2. Vote harvesting – In a lot of states, the GOP is getting better at banking early voting. In Florida, Texas, even California, Republican candidates are adapting to the new turf on the playing field rather than complaining that the grass is slippery. That has to be adopted nationwide. There is no other option if the party is to remain viable. These are the new rules. Stuff the ballot boxes wherever and whenever you can with harvested ballots. Get the personnel trained and deployed, and chase down every vote.

3. Once nominees are picked, they need to be sent to a retreat to learn how to win a general election campaign. The respective House and Senate campaign committees as well as the national party itself needs to provide staff, resources and guidance on how to hone message discipline as well as how to bank votes in the current political climate. Media coaching is a must. Our candidates have to get better. Media will only become more emboldened after the results of 2022 and become even more hostile, if possible, than they were this cycle.

4. Republican voters have to decide once and for all that they’re tired of losing. I’m not being flippant. The one thing Democrats are incessantly proficient at is outworking Republicans. Whether it’s unions, social media, traditional media, abortion supporters, gay agenda activists, environmental activists, the left never runs out of people willing to work like everything they value depends on them winning the next election. Republicans simply do not work for campaigns and elections in the same numbers, or with the same urgency. We have to quit cheering cults of personality, getting vicarious thrills out of the irreverence of an outsider candidate, and become the party of grownups that the country needs us to be right now.

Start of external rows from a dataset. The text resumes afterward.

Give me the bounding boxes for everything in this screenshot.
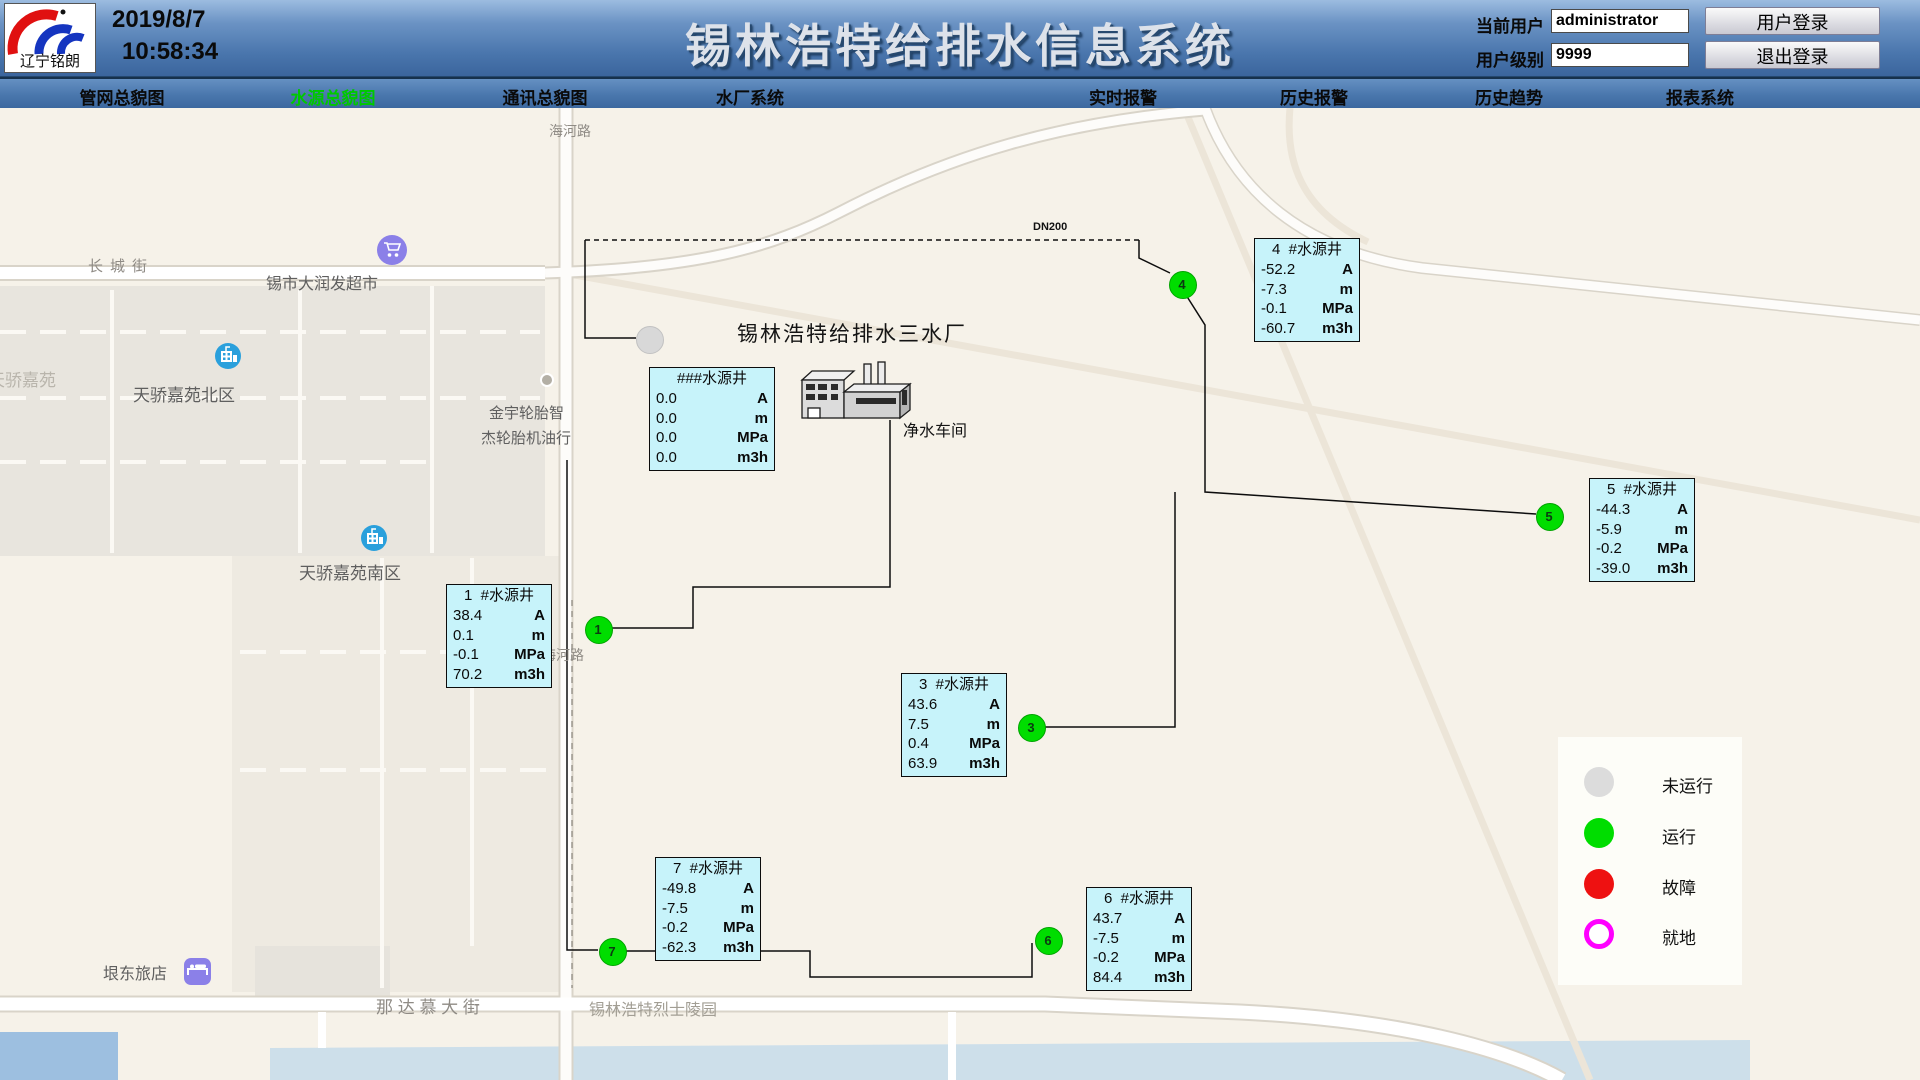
poi-label-tianjiao-north: 天骄嘉苑北区 <box>133 381 235 406</box>
legend-item-stopped: 未运行 <box>1558 767 1742 797</box>
well-row: -7.5m <box>662 899 754 919</box>
well-panel-6[interactable]: 6 #水源井 43.7A -7.5m -0.2MPa 84.4m3h <box>1086 887 1192 991</box>
well-row: -7.3m <box>1261 280 1353 300</box>
well-row: -60.7m3h <box>1261 319 1353 339</box>
well-row: -44.3A <box>1596 500 1688 520</box>
nav-item-water-source-overview[interactable]: 水源总貌图 <box>291 84 376 109</box>
well-row: 0.1m <box>453 626 545 646</box>
well-marker-stopped[interactable] <box>636 326 664 354</box>
well-row: 43.6A <box>908 695 1000 715</box>
well-panel-unknown[interactable]: ###水源井 0.0A 0.0m 0.0MPa 0.0m3h <box>649 367 775 471</box>
poi-label-jinyu-1: 金宇轮胎智 <box>489 402 564 423</box>
well-row: -0.2MPa <box>1093 948 1185 968</box>
nav-item-report-system[interactable]: 报表系统 <box>1666 84 1734 109</box>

5. Candidates, give voters a reason to vote for you. The days of winning campaigns on a message that your opponent is far worse are over. It worked on Hillary Clinton in 2016, but hasn’t worked since. Remember, you will never have media on your side to make the case for you with voters. You simply have to get better at resonating that you understand the concerns voters have, and what you will do positively to bring about the change on the issues they want addressed.

The fundamentals are there for a very good year for Republicans in 2024. The presidential field promises to have a lot of great candidates that are focused, energized, charismatic and positive about the future of the country. The Senate map favors Republicans more than it has in years. Joe Biden will be two years older and two years slower, and will still have to defend an indefensible record from a failed presidency. The big question is will Republicans, will the conservative base quit battling each other for a while and figure out how to win elections again? Or will the base continue to demand the firing of all their leaders except, of course, the manager most directly responsible for selecting the players that played on the field in 2022 and lost 14 of 16 contests that mattered the most?